You, Bleeding Childhood by Michele Mari
Sheffield, UK. And Other Stories. 2023. 128 pages.
If “childhood is another country” (as Saint-Exupéry suggested), few writers have mapped its topography, culture, and hidden cave systems as meticulously as Michele Mari in the prose pieces that make up his startling collection You, Bleeding Childhood. Originally published in Italian in 1999, the impressive English translation by Brian Robert Moore has now been released by And Other Stories. In parodic dialogue both with the elaborate literary anamnesis typified by Proust and with contemporary memoir (that easy effusion of retrospective anecdotage often mined for sentiment and nostalgie de la boue), Mari’s stories zoom in on the obsessive paraphernalia of a solitary childhood, bringing philosophical scrutiny to the comics, games, and genre fiction the young Michele would pore over and collect, reconfiguring the apparent frivolity of popular culture with the ludic panache of Roland Barthes in Mythologies.
Fetishized and fraught with subjective meaning, the treasured childhood artifacts Mari excavates from memory are also transitional objects (in Winnicott’s definition), vehicles for navigating the psychological journey toward individuation and managing anxieties about the adult world. In doing so, they also help foster interactions with the somewhat shadowy figures of his parents. When his father gifts him a book in the story “The Black Arrow,” it is invested with abnormal signification, since the son seldom sees the father—also, the fact that there could be two translations of the same text, two versions of the sacrosanct object, is a lesson in multiplicity, the unitary language of childhood fragmenting into the grown-up sphere of difference and plurality. Similarly, in “Eight Writers,” the succession of male maritime authors personified into heroic semblances (as though the authors had become their own doughty protagonists) may be seen as paternal surrogates imaginatively fleshed out via their tales of seafaring and adventure, transposed into the introspective loneliness of the boy Mari.
In “Jigsawed Greens,” he shares with his mother an obsessive passion for jigsaw puzzles, and another micronarrative of maturation is played out in the way that their symbiotic teamwork gradually shifts from maternal tutelage ( she “was the architect and forewoman, I the stonecutter”) to a level of extraordinary difficulty where “my mother was unable to follow me all the way,” increasingly undertaken as a separate, solitary activity. Again, the act of piecing together images through ever smaller components takes on a metaphysical dimension:
Following in these maternal footsteps, I learned the fragmentary nature of the world and the discontinuity of being, learned guilelessly the ways of gnosis, learned that no knowledge is granted that does not lead the multiple back to the singular or give form to what is formless.

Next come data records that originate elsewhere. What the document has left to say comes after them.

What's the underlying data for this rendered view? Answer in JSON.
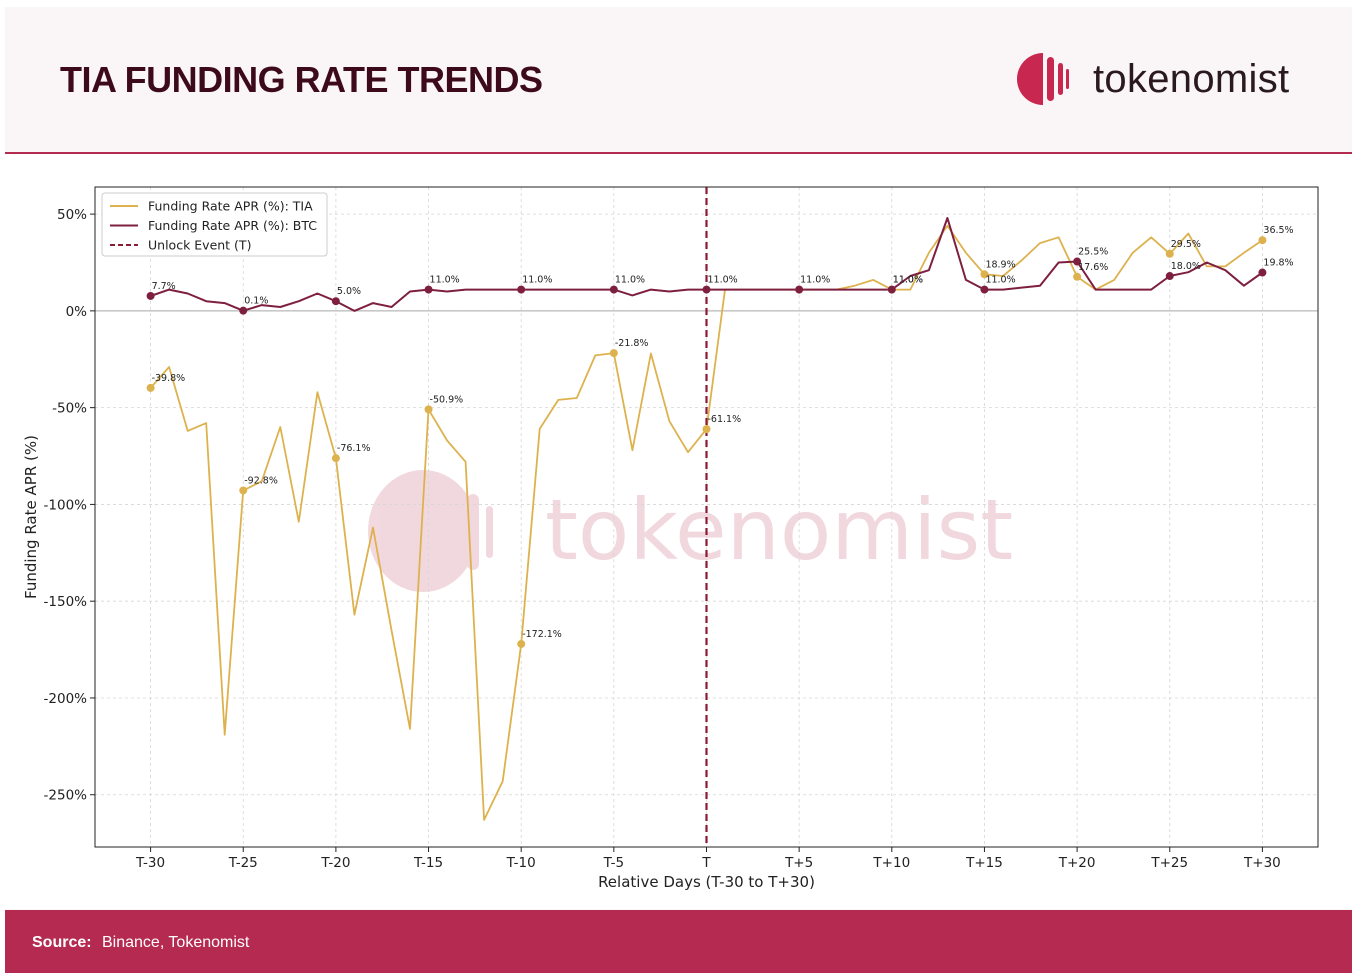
{
  "header": {
    "title": "TIA FUNDING RATE TRENDS",
    "brand": "tokenomist",
    "brand_icon": "tokenomist-logo-icon"
  },
  "watermark": "tokenomist",
  "footer": {
    "source_label": "Source:",
    "source_value": "Binance, Tokenomist"
  },
  "colors": {
    "accent": "#b52a50",
    "title": "#3d0a1c",
    "tia": "#ddb24e",
    "btc": "#7e1f40",
    "unlock": "#8b1a35"
  },
  "chart_data": {
    "type": "line",
    "title": "",
    "xlabel": "Relative Days (T-30 to T+30)",
    "ylabel": "Funding Rate APR (%)",
    "xlim": [
      -33,
      33
    ],
    "ylim": [
      -277,
      64
    ],
    "yticks": [
      50,
      0,
      -50,
      -100,
      -150,
      -200,
      -250
    ],
    "ytick_labels": [
      "50%",
      "0%",
      "-50%",
      "-100%",
      "-150%",
      "-200%",
      "-250%"
    ],
    "xticks": [
      -30,
      -25,
      -20,
      -15,
      -10,
      -5,
      0,
      5,
      10,
      15,
      20,
      25,
      30
    ],
    "xtick_labels": [
      "T-30",
      "T-25",
      "T-20",
      "T-15",
      "T-10",
      "T-5",
      "T",
      "T+5",
      "T+10",
      "T+15",
      "T+20",
      "T+25",
      "T+30"
    ],
    "grid": true,
    "legend_position": "top-left",
    "x": [
      -30,
      -29,
      -28,
      -27,
      -26,
      -25,
      -24,
      -23,
      -22,
      -21,
      -20,
      -19,
      -18,
      -17,
      -16,
      -15,
      -14,
      -13,
      -12,
      -11,
      -10,
      -9,
      -8,
      -7,
      -6,
      -5,
      -4,
      -3,
      -2,
      -1,
      0,
      1,
      2,
      3,
      4,
      5,
      6,
      7,
      8,
      9,
      10,
      11,
      12,
      13,
      14,
      15,
      16,
      17,
      18,
      19,
      20,
      21,
      22,
      23,
      24,
      25,
      26,
      27,
      28,
      29,
      30
    ],
    "series": [
      {
        "name": "Funding Rate APR (%): TIA",
        "color": "#ddb24e",
        "values": [
          -39.8,
          -29,
          -62,
          -58,
          -219,
          -92.8,
          -88,
          -60,
          -109,
          -42,
          -76.1,
          -157,
          -112,
          -165,
          -216,
          -50.9,
          -67,
          -78,
          -263,
          -243,
          -172.1,
          -61,
          -46,
          -45,
          -23,
          -21.8,
          -72,
          -22,
          -57,
          -73,
          -61.1,
          11,
          11,
          11,
          11,
          11,
          11,
          11,
          13,
          16,
          11,
          11,
          30,
          44,
          30,
          18.9,
          18,
          26,
          35,
          38,
          17.6,
          11,
          16,
          30,
          38,
          29.5,
          40,
          23,
          23,
          30,
          36.5
        ],
        "labels": [
          {
            "x": -30,
            "text": "-39.8%"
          },
          {
            "x": -25,
            "text": "-92.8%"
          },
          {
            "x": -20,
            "text": "-76.1%"
          },
          {
            "x": -15,
            "text": "-50.9%"
          },
          {
            "x": -10,
            "text": "-172.1%"
          },
          {
            "x": -5,
            "text": "-21.8%"
          },
          {
            "x": 0,
            "text": "-61.1%"
          },
          {
            "x": 5,
            "text": "11.0%"
          },
          {
            "x": 10,
            "text": "11.0%"
          },
          {
            "x": 15,
            "text": "18.9%"
          },
          {
            "x": 20,
            "text": "17.6%"
          },
          {
            "x": 25,
            "text": "29.5%"
          },
          {
            "x": 30,
            "text": "36.5%"
          }
        ]
      },
      {
        "name": "Funding Rate APR (%): BTC",
        "color": "#7e1f40",
        "values": [
          7.7,
          11,
          9,
          5,
          4,
          0.1,
          3,
          2,
          5,
          9,
          5.0,
          0,
          4,
          2,
          10,
          11.0,
          10,
          11,
          11,
          11,
          11.0,
          11,
          11,
          11,
          11,
          11.0,
          8,
          11,
          10,
          11,
          11.0,
          11,
          11,
          11,
          11,
          11,
          11,
          11,
          11,
          11,
          11,
          18,
          21,
          48,
          16,
          11.0,
          11,
          12,
          13,
          25,
          25.5,
          11,
          11,
          11,
          11,
          18.0,
          20,
          25,
          21,
          13,
          19.8
        ],
        "labels": [
          {
            "x": -30,
            "text": "7.7%"
          },
          {
            "x": -25,
            "text": "0.1%"
          },
          {
            "x": -20,
            "text": "5.0%"
          },
          {
            "x": -15,
            "text": "11.0%"
          },
          {
            "x": -10,
            "text": "11.0%"
          },
          {
            "x": -5,
            "text": "11.0%"
          },
          {
            "x": 0,
            "text": "11.0%"
          },
          {
            "x": 10,
            "text": "11.0%"
          },
          {
            "x": 15,
            "text": "11.0%"
          },
          {
            "x": 20,
            "text": "25.5%"
          },
          {
            "x": 25,
            "text": "18.0%"
          },
          {
            "x": 30,
            "text": "19.8%"
          }
        ]
      }
    ],
    "annotations": [
      {
        "type": "vline",
        "x": 0,
        "label": "Unlock Event (T)",
        "style": "dashed",
        "color": "#8b1a35"
      }
    ]
  }
}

“Jigsawed Greens” is also an example of how metafictive tropes are made to resonate throughout the book—all these childhood pastimes seem precursors to the formation of the adult writer, whose compulsion to make sense of experience through complex taxonomies of phenomena has its beginnings in these juvenile crazes. This assemblage of stories—beguilingly ambivalent as to how it is balanced between actual memories and fictive elaborations of them—is held up as another provisional taxonomy. In “The Soccer Balls of Mr Kurz,” even the old unseen neighbor, previously envisaged as a curmudgeonly hoarder (perhaps as deranged and misanthropic as his Conradian namesake), is startlingly revealed as an inveterate seeker of order, with nothing more to preoccupy him than the rare, fortuitous alighting of another stray football for his collection: an apt trope for the writer at his solitary desk.
Ultimately, You, Bleeding Childhood is a sophisticated, highly self-conscious work of fiction, playfully jamming together elements of autobiography and literary criticism against bizarre flights of imagination and fantasy, at times recalling the vertiginous fabulism of late Italo Calvino (an erstwhile mentor for Mari). For example, “War Songs” is chiefly concerned with the young narrator’s exhaustive, almost structuralist analysis of a single traditional song his mother used to sing to him, with its hauntingly macabre tale of a wounded, dying captain asking to be cut into five pieces. Yet the final two paragraphs spin off into a different, third-person narrative frame, with the dissection of the captain’s body being related as part of a story that veers strangely into science fiction mode (was the captain in fact an alien presence?) before again switching into the register of epic poetry, suggesting that war (and the war songs that arise from them) are both eternal and universal:
. . . and I, in certain nights, hear them, and think of Hecuba and Andromache, and say, barren land of Troy left sacked, land of Troy turned to glass, land loved ever more as time has passed, after light years and light years of railroad tracks.